プレスリリース バックナンバー(2007年)

浜岡原子力発電所5号機 原子炉平均出力モニタ機器動作不良の原因と対策について

平成19年8月3日
中部電力株式会社

 浜岡原子力発電所5号機(改良型沸騰水型、定格電気出力126.7万キロワット)で発生した原子炉平均出力モニタ(B)系(※1)の動作不能について、これまで原因の調査および対策の検討を実施してまいりましたが、その結果をとりまとめましたので、お知らせいたします。なお、この結果については、本日、国に報告しました。


1.原因調査について

(1)現地における調査

 事象発生直後に、運転員が原子炉平均出力モニタ(B)ユニットの画面に「システム イニシャライズ中」(※2)が表示されていることを確認しました。
 その後の調査で、ユニット本体ならびに、これに接続されているケーブル及びコネクタに、変色、変形、緩み等の異常がないことを確認しました。また、当該ユニットを取り外し、内部を確認したところ、異常は認められませんでした。

(2)メーカ工場における調査

 当該ユニットを製造メーカの工場に持ち込み、調査を行ったところ、イニシャライズの再現が確認されました。
 このため、ユニット内のソフトウェア動作履歴を確認したところ、中央演算処理装置基板(以下、「CPU基板」という。)内でウォッチドックタイマー(以下、「WDT」という。※3)エラー信号が発生していたことを確認しました。
 WDTエラー信号が発生した原因を調査するため、CPU基板に対する各種試験を実施した結果、異常は確認されませんでした。


2.発生原因について

 原子炉平均出力モニタ(B)系の動作が不能となった原因は、同ユニット内のCPU基板の故障によりWDTエラー信号が発生し、同ユニットがイニシャライズされたと推定しました。


3.対策について

 本事象の対応措置として、原子炉平均出力モニタ(B)系の動作不能期間を最短とするため、当該ユニットを予備品に取り替えました。

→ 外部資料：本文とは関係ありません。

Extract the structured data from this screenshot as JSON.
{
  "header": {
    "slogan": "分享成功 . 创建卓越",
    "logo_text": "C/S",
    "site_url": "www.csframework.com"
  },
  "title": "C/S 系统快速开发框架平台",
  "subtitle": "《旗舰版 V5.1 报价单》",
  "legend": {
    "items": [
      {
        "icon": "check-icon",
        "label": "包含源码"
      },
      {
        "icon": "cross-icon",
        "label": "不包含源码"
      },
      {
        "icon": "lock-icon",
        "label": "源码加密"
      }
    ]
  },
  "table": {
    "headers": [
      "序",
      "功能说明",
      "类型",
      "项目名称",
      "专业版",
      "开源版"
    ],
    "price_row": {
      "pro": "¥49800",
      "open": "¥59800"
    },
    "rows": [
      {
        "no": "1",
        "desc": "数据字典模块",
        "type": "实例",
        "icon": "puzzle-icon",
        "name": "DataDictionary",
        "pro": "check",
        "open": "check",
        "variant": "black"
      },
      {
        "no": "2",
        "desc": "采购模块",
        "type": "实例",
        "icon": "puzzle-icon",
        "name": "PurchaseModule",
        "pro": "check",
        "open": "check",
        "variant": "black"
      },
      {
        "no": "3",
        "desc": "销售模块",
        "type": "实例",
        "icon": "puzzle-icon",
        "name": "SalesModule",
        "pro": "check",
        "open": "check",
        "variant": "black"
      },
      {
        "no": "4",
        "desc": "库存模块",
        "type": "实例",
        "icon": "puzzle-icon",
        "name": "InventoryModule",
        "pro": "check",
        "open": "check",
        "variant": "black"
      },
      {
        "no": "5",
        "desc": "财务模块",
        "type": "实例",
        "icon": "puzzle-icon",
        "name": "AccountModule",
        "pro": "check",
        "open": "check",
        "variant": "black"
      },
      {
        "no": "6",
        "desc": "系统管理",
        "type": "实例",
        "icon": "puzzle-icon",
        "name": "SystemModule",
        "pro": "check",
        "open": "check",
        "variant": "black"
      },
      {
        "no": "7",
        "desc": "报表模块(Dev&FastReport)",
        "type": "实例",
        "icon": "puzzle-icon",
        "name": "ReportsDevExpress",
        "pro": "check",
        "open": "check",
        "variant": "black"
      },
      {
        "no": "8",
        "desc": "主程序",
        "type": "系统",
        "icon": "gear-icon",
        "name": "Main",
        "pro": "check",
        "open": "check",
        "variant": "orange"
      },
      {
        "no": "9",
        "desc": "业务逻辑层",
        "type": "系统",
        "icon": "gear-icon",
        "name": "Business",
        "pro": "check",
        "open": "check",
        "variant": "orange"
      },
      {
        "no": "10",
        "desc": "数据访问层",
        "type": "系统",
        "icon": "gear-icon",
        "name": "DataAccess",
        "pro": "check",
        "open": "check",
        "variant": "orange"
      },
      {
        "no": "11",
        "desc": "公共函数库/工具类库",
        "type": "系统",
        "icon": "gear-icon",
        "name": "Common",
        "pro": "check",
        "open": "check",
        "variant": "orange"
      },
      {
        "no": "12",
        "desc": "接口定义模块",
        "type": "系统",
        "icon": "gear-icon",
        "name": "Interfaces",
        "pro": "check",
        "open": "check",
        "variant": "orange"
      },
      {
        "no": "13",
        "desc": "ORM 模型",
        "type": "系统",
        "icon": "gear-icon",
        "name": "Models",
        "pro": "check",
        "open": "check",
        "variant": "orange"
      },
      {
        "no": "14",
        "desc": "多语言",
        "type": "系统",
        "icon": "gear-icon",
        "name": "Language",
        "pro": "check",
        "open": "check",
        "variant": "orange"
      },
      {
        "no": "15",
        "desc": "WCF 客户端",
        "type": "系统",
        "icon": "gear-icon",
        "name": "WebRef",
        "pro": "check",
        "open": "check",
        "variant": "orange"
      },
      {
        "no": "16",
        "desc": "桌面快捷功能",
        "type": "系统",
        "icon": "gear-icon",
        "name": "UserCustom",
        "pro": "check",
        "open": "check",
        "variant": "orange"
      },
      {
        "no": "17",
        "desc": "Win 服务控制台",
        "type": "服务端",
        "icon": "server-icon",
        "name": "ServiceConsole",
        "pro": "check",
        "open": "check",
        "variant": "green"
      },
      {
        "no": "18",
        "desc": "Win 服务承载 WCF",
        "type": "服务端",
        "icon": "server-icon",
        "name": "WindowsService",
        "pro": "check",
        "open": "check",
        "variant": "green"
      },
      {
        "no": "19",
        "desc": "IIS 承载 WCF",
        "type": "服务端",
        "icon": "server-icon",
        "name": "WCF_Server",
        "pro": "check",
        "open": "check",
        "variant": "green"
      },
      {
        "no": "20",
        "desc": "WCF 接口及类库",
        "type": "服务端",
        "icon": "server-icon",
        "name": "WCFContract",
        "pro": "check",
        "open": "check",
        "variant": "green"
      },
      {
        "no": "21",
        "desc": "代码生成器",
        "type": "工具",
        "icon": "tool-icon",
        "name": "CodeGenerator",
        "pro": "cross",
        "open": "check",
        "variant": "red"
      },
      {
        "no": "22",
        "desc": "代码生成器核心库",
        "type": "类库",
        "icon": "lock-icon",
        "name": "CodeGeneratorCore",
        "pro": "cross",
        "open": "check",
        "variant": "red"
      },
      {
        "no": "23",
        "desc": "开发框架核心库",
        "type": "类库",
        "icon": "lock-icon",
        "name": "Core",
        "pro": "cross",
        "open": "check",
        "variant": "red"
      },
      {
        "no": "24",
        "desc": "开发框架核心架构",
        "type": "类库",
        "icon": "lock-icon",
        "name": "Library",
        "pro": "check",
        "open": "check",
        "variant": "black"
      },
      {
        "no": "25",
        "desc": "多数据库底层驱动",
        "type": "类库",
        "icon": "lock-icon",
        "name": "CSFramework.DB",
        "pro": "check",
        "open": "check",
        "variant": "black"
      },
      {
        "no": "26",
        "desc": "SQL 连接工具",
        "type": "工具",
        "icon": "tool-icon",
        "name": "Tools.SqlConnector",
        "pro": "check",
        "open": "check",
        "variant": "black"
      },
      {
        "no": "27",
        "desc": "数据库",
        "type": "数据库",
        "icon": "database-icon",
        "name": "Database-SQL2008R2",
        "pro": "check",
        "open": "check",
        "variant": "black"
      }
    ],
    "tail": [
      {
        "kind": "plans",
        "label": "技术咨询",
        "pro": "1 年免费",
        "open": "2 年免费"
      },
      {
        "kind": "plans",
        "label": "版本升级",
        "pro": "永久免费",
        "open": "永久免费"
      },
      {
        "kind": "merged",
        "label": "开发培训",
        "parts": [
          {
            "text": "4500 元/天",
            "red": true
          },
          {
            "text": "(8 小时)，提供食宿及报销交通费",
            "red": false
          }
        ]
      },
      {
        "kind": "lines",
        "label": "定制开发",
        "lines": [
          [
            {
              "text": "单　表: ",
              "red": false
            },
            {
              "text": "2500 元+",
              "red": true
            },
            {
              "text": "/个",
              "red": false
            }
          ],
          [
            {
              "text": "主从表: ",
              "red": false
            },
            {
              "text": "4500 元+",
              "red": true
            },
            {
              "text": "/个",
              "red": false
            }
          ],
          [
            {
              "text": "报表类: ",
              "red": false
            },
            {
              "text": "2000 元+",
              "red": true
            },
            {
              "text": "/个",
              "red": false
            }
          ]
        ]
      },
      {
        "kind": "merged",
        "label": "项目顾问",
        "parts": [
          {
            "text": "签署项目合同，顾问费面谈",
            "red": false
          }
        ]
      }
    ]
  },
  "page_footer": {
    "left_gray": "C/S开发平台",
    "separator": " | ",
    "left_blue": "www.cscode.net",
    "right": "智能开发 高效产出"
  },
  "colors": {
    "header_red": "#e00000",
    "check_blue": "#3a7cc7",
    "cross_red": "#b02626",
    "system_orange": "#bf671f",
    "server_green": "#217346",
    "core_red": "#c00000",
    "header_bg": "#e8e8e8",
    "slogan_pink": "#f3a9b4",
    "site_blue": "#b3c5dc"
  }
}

 なお、5号機の原子炉平均出力モニタは、4系統あるうちの2系統で原子炉の異常な出力の上昇等を計測した場合、原子炉を緊急停止させる設計としています。この4系統の内、1系統が故障又は点検により動作不能となった場合には、それを除外し、残りの3系統のうち2系統により原子炉を緊急停止させる設計としており、今回の事象のような1系統の故障も想定した設計となっています。(※4)
 以上のことから、設備設計面での措置は、予備品へ取り替えることで十分な対策が講じられていると評価しました。


(※1)
原子炉平均出力モニタは4系統((A)~(D))あり、原子炉全体の平均的な出力を計測するものです。
(※2)
異常のあったシステムを使い始めの状態に戻すことを初期化、あるいはイニシャライズと言います。
(※3)
プログラムが正常に動作していることを監視する機能です。
(※4)
原子炉施設保安規定においても、上述の1系統が故障又は点検により、動作不能となった場合を想定した設計を反映した記載となっていますが、本事象発生時には、同規定を安全側に解釈し、出力抑制措置を講じました。
今後は、同規定をより明確に解釈できるよう検討して行きます。
なお、原子炉施設保安規定は、原子炉等規制法第37条第1項に基づき、原子炉設置者が原子力発電所の安全運転を行う上で守るべき事項を定めたもので、国の認可を受けているものです。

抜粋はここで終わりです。